- IATA: None; ICAO: none;

Summary
- Owner: MADC
- Serves: Chandrapur
- Location: Murti
- Coordinates: 19°43′37″N 79°27′40″E﻿ / ﻿19.72694°N 79.46111°E

Map
- Chandrapur Greenfield Airport Location in Maharashtra Chandrapur Greenfield Airport Chandrapur Greenfield Airport (India)

= Chandrapur Greenfield Airport =

Chandrapur Greenfield Airport is a greenfield airport to be built at Murti, 42 kilometres south of Chandrapur, Maharashtra, India.
The Maharashtra Airport Development Company (MADC) is the nodal agency for the project.
The airport will be developed in two phases.
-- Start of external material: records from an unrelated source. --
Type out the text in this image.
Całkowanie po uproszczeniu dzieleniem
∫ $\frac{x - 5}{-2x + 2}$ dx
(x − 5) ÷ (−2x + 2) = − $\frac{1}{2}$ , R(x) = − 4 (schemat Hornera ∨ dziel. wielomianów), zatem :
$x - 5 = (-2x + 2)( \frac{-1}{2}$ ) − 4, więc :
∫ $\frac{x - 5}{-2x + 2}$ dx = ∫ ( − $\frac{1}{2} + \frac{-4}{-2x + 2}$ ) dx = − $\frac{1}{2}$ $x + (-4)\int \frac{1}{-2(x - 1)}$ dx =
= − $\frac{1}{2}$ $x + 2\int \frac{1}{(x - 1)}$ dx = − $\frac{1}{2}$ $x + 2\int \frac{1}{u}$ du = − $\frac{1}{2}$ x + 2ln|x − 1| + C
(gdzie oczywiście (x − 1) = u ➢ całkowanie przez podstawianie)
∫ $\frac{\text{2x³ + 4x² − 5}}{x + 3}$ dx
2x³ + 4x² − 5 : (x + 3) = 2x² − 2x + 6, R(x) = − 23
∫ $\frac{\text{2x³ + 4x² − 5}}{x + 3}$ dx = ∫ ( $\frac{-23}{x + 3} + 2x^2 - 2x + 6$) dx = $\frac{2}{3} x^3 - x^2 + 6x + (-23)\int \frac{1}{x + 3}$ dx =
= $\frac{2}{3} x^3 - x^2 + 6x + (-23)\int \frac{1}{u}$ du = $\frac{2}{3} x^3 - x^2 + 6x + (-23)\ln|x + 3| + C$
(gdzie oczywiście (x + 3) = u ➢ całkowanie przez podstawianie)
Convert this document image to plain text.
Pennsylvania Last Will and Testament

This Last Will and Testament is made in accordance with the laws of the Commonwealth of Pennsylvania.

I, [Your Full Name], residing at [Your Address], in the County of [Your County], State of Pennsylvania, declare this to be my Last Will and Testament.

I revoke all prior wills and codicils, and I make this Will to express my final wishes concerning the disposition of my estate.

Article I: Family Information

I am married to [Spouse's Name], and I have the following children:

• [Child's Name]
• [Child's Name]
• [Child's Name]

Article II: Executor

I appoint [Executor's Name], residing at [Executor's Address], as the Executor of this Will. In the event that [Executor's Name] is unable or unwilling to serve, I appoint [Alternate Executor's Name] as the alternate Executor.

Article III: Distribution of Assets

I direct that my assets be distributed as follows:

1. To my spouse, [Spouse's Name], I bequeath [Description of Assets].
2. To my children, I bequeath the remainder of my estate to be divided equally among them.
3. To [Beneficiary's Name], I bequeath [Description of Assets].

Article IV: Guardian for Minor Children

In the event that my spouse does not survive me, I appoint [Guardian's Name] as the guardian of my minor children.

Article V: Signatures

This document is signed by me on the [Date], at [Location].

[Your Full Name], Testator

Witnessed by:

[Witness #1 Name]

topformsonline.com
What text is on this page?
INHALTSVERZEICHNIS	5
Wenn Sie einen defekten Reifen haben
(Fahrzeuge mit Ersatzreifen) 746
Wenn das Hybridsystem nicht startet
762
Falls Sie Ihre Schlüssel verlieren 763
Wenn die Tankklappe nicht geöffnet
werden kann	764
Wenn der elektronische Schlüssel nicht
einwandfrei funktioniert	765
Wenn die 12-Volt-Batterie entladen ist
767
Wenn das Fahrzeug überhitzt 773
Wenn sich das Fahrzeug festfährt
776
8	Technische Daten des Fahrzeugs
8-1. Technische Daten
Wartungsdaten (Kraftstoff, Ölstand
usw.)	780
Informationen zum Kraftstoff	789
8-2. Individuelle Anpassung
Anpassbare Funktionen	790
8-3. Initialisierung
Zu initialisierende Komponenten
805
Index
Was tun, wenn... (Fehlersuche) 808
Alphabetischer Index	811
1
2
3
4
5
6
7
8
The first phase will be built on 720 acres of land, with a 2000 metre runway capable of handling turboprop aircraft like the Bombardier Q400 and ATR 72. In the second phase, the runway will be extended to 3000 metres to accommodate narrow-body jet aircraft like the Airbus A320.
The Airports Authority of India submitted its pre-feasibility report in January 2018, approving the site for the construction of a greenfield airport. Following this, the State government gave approval for the project and sanctioned funds for acquisition of 463 acres of private land and other administrative processes.
The land acquisition for the airport was expected to be completed by the end of the financial year 2020/21.